FYI, I have run a very rough benchmark of this PR.
<environment>
---------------------- 10GbEther -------------------------
| squid @ freebsd 13.2 | -------------- | apache @ windows |
---------------------- | |
Intel Atom C3708 | wget @ freebsd @ vmware |
equipped with -------------------------
Intel QuickAssist Tech.
(QAT)
<benchmark tool>
https_proxy = squid:bump_port
wget -O /dev/null https://apache/some_large_file.bin
(only 1 session)
<squid builds>
(a)4k
equivalent to the plain squid (v6.6) or v6.6 with this PR.
HTTP_REQBUF_SZ (defined in src/http/forward.h) = 4096
(b)16k
buffer expanded.
HTTP_REQBUF_SZ = 16384
(c)64k_patched
buffer expanded, with an extra patch for src/security/Session.cc below.
HTTP_REQBUF_SZ = 65536
@@ tls_read_method(int fd, char *buf, int len)
}
}
int i = SSL_read(session, buf, len);
+ while( i > 0 && len - i > 0 ){
+ int i_t = SSL_read(session, buf+i, len-i);
+
+ if ( i_t <= 0 ){
+ break;
+ }
+
+ i += i_t;
+ };
#elif USE_GNUTLS
int i = gnutls_record_recv(session, buf, len);
#endif
<benchmark results>
TLS_AES_256_GCM_SHA384
throuhput (squid cpu usage)
1. no KTLS
(a)4k : 450 Mbps (100%)
(b)16k : 800 Mbps (100%)
(c)64k_patched : 1100 Mbps (100%)
2. KTLS without QAT
(a)4k : 700 Mbps (100%)
(b)16k : 1500 Mbps (100%)
(c)64k_patched : 2200 Mbps ( 90%)
3. KTLS with QAT
(a)4k : 350 Mbps ( 50%)
(b)16k : 1100 Mbps ( 75%)
(c)64k_patched : 1100 Mbps ( 45%)
TLS_AES_128_GCM_SHA256
throuhput (squid cpu usage)
1. no KTLS
(a)4k : 450 Mbps (100%)
(b)16k : 850 Mbps (100%)
(c)64k_patched : 1100 Mbps (100%)
2. KTLS without QAT
(a)4k : 730 Mbps (100%)
(b)16k : 1500 Mbps (100%)
(c)64k_patched : 2300 Mbps ( 85%)
3. KTLS with QAT
(a)4k : 360 Mbps ( 50%)
(b)16k : 1200 Mbps ( 80%)
(c)64k_patched : 1150 Mbps ( 45%)
Note:
- Squid is the bottleneck if the cpu usage is 100%.
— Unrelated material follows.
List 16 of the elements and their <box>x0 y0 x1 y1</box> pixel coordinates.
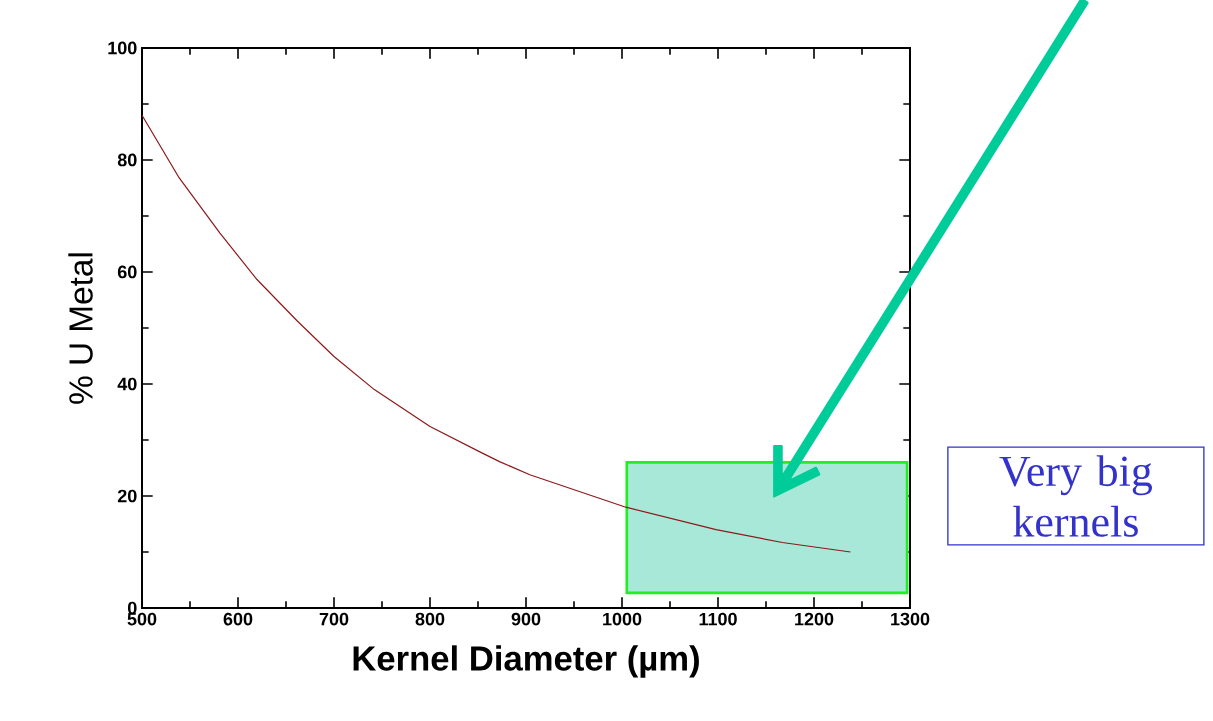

- For others, the bottleneck may be in the kernel, QAT, or benchmark environment.
- 4k buffer seems to be too small for QAT in this benchmark. (overhead is larger.)
From this limited test, the hard-coded HTTP_REQBUF_SZ might be insufficient to maximize the benefits of KTLS. (I am not going to touch it in this PR of course.)